Certaines familles allaient plus loin en y faisant graver des symboles distinctifs : une fleur pour la maîtresse de maison, un animal pour les enfants, un chiffre pour les invités réguliers. Ce système permettait d’organiser toute une hiérarchie familiale autour de la table, sans un mot.

L’objet a également traversé les classes sociales à sa façon. Dans les campagnes, on utilisait des ronds bien plus simples, taillés dans du bois ou tressés en paille, mais le principe restait identique.

Et ailleurs dans le monde ?

La pratique n’a rien de spécifiquement français, même si elle s’est particulièrement enracinée dans les foyers de l’Hexagone. En Angleterre victorienne, l’objet existait aussi sous le nom de « napkin ring », avec les mêmes usages de reconnaissance individuelle.

Aux États-Unis, les ronds de serviette sont restés davantage associés aux grandes occasions, mariages ou fêtes de Thanksgiving, plutôt qu’à un usage quotidien comme en France. L’aspect hygiénique originel s’est perdu plus vite là-bas, remplacé directement par la fonction décorative.

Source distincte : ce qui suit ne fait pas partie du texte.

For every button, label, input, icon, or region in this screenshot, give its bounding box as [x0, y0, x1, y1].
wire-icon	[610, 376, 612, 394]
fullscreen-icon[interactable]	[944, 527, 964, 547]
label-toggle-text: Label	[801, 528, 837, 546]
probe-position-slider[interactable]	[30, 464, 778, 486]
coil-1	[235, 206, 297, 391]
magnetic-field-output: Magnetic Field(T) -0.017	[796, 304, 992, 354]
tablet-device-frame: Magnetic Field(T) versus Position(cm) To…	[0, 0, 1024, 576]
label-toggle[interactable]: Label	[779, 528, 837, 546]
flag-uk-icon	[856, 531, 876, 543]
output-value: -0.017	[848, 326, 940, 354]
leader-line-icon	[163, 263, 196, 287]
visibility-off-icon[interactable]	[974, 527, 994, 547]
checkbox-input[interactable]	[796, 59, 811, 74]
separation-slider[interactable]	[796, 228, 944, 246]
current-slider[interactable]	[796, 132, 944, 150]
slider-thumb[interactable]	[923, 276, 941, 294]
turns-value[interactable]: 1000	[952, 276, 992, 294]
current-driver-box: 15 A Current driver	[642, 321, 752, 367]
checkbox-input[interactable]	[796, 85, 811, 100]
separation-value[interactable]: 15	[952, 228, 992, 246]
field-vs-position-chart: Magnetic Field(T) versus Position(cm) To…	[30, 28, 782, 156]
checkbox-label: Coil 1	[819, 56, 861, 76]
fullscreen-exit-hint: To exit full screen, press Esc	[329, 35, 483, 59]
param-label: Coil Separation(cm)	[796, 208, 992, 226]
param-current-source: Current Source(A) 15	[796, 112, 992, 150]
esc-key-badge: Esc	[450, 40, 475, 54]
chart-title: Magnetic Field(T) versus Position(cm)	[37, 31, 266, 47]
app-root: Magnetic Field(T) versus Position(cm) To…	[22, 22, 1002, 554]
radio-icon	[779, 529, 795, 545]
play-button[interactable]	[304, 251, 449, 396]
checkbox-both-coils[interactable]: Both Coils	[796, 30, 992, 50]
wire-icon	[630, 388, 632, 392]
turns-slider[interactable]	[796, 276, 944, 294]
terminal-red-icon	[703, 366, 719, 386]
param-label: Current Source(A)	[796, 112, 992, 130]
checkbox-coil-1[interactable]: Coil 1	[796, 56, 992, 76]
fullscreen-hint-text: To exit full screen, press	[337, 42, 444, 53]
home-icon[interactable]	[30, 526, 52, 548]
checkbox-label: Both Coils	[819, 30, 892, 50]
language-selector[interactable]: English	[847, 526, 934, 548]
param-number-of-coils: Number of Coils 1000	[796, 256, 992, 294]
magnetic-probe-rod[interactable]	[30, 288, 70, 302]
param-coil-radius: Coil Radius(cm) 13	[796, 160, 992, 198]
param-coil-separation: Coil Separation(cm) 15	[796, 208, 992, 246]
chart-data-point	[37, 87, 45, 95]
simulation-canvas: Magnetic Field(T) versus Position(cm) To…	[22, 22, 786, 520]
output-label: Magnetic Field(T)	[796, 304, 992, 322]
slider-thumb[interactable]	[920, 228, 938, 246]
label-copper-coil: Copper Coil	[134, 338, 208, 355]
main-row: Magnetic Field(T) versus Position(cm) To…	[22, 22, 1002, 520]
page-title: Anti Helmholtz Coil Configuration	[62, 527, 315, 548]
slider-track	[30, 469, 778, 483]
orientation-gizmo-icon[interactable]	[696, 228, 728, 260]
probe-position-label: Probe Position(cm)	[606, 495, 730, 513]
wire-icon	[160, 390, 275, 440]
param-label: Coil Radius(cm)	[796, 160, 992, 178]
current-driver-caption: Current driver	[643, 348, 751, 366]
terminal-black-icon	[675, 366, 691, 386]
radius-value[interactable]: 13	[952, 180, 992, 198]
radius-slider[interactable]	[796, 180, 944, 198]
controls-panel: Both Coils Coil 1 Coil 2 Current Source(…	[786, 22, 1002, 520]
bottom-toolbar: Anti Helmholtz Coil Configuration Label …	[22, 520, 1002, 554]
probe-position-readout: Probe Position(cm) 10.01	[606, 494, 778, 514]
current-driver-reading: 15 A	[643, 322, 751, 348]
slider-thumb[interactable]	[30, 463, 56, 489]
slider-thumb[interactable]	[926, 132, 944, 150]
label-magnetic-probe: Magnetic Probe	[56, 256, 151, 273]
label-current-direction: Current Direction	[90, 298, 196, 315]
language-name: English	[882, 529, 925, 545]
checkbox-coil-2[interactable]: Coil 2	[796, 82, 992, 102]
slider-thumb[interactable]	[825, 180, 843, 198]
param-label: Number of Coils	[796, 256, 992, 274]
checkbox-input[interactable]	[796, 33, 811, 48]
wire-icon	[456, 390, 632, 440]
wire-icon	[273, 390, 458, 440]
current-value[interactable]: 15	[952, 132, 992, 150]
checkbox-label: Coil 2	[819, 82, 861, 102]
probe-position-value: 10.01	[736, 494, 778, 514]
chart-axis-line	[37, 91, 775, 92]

En Allemagne et en Autriche, on retrouve une tradition proche appelée « Serviettenring », souvent en argent massif et transmise de génération en génération comme un bijou de famille. Le principe de personnalisation par initiale y est resté très fort jusqu’au milieu du XXe siècle.

Pourquoi l’objet a presque disparu

L’arrivée du lave-linge dans les foyers français, à partir des années 1950-1960, a rendu le rond de serviette obsolète du point de vue pratique. Laver une serviette après chaque repas devenait enfin possible sans effort.

L’objet a alors basculé définitivement dans la catégorie décorative, souvent réservé aux grandes tables de fêtes ou aux services de mariage. Beaucoup de Français en possèdent encore sans connaître leur fonction d’origine, simplement transmis par héritage familial.

Certains restaurants gastronomiques et grandes tables continuent pourtant d’en utiliser, notamment pour les clients réguliers qui reviennent plusieurs soirs de suite. La logique reste exactement la même qu’il y a 150 ans : éviter de mélanger le linge entre deux lavages.

Tu ne regarderas plus jamais ce petit anneau de la même façon

Derrière cet objet qu’on croise sans y penser se cache tout un pan de l’histoire domestique française, entre contrainte d’hygiène et marqueur social. Le rond de serviette raconte une époque où laver le linge coûtait cher et prenait du temps.

La prochaine fois que tu croiseras l’un de ces anneaux gravés dans le tiroir de ta grand-mère, tu sauras enfin pourquoi il porte une initiale. Un détail minuscule, une histoire beaucoup plus riche qu’elle n’y paraît.